Volume problem

[Guest]

Hi guys,

Here's the Prob,
If dr/dt = - 4 and dh/dt = 10, then when r = 1 and h = 1, the volume of the cylinder is:

Ok this one is confusing the heck out of me,
So I know V = pi r^2h, and dont know where to go from there.

im just not getting these related rates probs can you guys please help?
Thanks,
Chris

 

[Gene]

Start with the product rule and take dV/dt. You'll get an equation in dh/dt and dr/dt which you know. Substitute them.
But if the question is

volume of the cylinder is:

there are no related rates and you just stick r = h = 1 in the volume equation.

 

[soroban]

Hello, Chris!

I'll reword the problem . . . and insert my own units.

We have a circular cylinder.
The radius is decreasing at 4 m/sec.
The height is increasing at 10 m/sec.
When the radius is 1m and the height is 1m,
what is the rate of change of the volume?

We know: .\(\displaystyle V\:=\:\pi r^2h\)

Differentiate with respect to time. .(product rule!)

. . \(\displaystyle \frac{dV}{dt}\;=\;\pi r^2\left(\frac{dh}{dt}\right)\,+\,\pi\cdot2r\left(\frac{dr}{dt}\right)\cdot h\;=\;\pi r^2\left(\frac{dh}{dt}\right)\,+\,2\pi rh\left(\frac{dr}{dt}\right)\)


We are given: .\(\displaystyle \frac{dr}{dt}\,=\,-4,\;\frac{dh}{dt}\,=\,10,\;r\,=\,1,\;h\,=\,1\)

. . Plug them in: .\(\displaystyle \frac{dV}{dt}\;=\;\pi(1^2)(10)\,+\,2\pi(1)(1)(-4)\;=\;2\pi\)


At that instant, the volume is increasing at \(\displaystyle 2\pi\) m\(\displaystyle ^3\)/sec.

 

[Guest]

ok thx gene,

How does this look?

Volume of cylinder = pi.r^2.h dh/dt = 10, dr/dt = -4

dV/dt = pi[r^2.dh/dt + 2hr.dr/dt]

= pi[r^2(10) +2hr((-4)]

At the time when r = 1 and h = 1 this gives

dV/dt = pi[10 - 8]

= pi[2]

= 6.28318

 

[Guest]

sorry soroban didn't see your reply, thank you!

 

[Guest]

Now let's say for arguments sake that I wanted to take this a step further and determine if the volume is inc, dec, etc... how would I go about doing that?

 

[Daniel_Feldman]

Reread soroban's reply.


1. Calculate dV/dt (change in volume/change in time)

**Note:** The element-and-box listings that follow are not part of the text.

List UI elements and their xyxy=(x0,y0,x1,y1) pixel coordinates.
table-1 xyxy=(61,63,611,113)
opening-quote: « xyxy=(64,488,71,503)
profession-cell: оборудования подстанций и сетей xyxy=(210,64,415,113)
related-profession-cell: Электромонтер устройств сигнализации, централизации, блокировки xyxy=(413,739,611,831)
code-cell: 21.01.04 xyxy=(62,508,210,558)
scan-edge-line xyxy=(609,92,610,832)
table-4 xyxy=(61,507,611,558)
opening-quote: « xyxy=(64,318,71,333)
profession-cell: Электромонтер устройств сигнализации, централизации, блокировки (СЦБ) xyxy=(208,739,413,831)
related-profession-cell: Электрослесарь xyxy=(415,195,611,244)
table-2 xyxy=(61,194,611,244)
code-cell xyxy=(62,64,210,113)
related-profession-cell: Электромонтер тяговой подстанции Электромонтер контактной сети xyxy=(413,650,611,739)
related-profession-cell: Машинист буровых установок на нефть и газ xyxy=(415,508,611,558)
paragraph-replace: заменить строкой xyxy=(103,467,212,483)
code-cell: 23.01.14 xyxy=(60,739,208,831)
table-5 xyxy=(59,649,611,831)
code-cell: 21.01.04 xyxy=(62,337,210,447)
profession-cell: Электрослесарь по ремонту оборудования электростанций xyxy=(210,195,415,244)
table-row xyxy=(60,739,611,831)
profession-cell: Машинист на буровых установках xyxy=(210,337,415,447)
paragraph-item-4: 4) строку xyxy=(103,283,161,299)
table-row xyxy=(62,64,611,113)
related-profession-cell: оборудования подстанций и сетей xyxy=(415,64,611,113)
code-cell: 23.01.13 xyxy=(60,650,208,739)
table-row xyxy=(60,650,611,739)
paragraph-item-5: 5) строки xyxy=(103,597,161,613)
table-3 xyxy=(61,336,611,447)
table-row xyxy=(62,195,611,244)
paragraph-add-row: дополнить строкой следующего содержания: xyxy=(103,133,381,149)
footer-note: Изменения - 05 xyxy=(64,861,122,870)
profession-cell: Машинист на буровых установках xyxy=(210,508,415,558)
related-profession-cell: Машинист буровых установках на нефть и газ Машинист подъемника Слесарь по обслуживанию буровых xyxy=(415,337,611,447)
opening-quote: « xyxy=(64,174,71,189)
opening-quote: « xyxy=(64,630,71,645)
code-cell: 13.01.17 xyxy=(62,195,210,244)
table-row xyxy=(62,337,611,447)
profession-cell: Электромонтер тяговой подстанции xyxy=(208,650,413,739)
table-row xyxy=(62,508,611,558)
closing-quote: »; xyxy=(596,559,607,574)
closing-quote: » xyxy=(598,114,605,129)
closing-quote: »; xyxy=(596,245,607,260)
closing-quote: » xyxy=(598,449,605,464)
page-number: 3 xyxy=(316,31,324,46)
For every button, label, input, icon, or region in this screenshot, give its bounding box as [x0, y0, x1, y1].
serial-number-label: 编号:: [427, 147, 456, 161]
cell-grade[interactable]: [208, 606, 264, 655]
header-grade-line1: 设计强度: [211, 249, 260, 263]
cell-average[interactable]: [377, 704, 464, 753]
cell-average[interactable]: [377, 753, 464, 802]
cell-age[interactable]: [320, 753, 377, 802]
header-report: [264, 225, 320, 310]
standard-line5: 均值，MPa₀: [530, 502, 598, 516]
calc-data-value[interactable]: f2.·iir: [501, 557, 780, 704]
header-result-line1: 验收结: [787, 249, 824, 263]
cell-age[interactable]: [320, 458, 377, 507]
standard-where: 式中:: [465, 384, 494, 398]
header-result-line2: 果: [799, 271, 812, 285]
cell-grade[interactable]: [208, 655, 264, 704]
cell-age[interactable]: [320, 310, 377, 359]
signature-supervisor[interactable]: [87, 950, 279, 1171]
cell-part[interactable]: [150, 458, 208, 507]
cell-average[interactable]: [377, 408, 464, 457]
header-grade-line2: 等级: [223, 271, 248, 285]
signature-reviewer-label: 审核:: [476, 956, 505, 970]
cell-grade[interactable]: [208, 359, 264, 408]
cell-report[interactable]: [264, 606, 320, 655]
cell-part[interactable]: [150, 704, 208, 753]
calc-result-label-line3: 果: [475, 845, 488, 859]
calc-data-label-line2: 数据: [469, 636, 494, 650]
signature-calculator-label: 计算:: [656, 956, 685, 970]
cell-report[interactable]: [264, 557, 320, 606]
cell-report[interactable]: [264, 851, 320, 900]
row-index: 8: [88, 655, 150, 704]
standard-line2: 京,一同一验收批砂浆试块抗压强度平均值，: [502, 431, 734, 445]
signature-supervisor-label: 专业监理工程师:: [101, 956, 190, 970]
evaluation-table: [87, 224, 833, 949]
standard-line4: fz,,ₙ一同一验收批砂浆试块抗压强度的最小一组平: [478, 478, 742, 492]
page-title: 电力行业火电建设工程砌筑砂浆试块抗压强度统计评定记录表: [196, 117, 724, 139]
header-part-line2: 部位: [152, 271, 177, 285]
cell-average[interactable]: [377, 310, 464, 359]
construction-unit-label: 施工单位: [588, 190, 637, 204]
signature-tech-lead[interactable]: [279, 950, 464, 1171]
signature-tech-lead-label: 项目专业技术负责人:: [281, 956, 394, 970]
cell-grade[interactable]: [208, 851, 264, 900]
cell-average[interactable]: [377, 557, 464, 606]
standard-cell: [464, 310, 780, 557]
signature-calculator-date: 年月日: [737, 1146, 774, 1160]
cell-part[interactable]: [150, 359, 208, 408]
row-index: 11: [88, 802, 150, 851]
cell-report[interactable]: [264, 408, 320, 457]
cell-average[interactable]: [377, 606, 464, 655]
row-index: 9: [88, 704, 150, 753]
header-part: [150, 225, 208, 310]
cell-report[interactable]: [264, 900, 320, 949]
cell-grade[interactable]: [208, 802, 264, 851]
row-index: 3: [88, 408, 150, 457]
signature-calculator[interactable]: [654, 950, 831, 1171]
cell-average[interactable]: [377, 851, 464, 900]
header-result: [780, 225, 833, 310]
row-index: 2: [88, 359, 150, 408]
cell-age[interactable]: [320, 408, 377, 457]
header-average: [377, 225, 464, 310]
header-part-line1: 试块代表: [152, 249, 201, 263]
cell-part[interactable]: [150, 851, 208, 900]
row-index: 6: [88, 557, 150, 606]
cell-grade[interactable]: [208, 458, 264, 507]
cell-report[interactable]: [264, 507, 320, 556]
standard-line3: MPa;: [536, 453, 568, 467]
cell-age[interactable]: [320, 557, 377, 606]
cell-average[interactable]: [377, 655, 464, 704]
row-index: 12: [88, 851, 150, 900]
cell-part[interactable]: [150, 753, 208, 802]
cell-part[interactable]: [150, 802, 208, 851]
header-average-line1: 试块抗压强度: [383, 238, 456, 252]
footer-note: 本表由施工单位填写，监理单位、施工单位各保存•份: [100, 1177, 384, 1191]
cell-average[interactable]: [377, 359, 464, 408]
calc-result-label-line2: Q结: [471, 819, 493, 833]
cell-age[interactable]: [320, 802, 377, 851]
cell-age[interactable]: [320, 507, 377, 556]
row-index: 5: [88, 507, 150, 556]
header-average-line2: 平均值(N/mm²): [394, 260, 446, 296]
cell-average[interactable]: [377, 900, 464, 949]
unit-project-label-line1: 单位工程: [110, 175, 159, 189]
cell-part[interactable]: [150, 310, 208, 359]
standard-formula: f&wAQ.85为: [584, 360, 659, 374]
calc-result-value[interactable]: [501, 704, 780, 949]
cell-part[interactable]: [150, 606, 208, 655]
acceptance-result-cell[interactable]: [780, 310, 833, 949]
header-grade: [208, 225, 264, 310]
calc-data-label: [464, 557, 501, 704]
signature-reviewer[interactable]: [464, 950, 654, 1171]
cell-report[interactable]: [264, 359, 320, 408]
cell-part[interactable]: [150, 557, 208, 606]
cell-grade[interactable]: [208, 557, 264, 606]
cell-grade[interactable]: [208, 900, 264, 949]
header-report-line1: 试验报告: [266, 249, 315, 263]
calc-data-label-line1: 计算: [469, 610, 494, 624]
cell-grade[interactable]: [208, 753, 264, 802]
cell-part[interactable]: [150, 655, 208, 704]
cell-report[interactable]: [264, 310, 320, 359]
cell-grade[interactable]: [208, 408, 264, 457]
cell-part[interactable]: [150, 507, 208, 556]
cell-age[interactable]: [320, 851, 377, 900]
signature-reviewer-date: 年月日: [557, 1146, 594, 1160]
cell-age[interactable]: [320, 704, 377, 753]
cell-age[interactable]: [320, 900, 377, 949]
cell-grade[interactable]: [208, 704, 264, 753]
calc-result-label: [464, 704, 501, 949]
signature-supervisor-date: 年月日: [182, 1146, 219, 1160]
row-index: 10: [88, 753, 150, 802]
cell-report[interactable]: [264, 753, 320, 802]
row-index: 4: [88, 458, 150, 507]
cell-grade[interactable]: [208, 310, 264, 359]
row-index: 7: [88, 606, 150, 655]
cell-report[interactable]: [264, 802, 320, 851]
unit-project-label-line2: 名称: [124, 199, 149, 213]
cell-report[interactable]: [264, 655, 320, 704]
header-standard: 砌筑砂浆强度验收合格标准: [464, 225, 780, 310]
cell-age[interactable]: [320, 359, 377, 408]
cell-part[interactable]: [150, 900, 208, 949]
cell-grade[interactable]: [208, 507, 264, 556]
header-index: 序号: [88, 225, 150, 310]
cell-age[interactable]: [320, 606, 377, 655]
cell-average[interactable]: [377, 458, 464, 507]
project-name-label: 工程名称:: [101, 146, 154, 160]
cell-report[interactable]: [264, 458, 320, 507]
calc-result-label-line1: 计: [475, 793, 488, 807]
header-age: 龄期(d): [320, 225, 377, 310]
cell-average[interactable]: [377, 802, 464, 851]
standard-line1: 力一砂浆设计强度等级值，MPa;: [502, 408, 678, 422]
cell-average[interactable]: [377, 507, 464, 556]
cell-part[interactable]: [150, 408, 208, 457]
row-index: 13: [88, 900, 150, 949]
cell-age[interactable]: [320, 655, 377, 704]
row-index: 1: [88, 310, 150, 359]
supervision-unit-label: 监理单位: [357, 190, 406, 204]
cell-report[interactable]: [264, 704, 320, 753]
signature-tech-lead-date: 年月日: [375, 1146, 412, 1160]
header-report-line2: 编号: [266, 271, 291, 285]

2. If dV/dt at a certain time t is positive, then the volume is increasing at time t. If dV/dt at time t is negative, the volume is decreasing at t.


You can use this to help you with functions where you need to apply calculus.


If you have a function f(x):

f(x) is increasing where its derivative, f'(x), is greater than 0. f(x) is decreasing where f'(x)<0.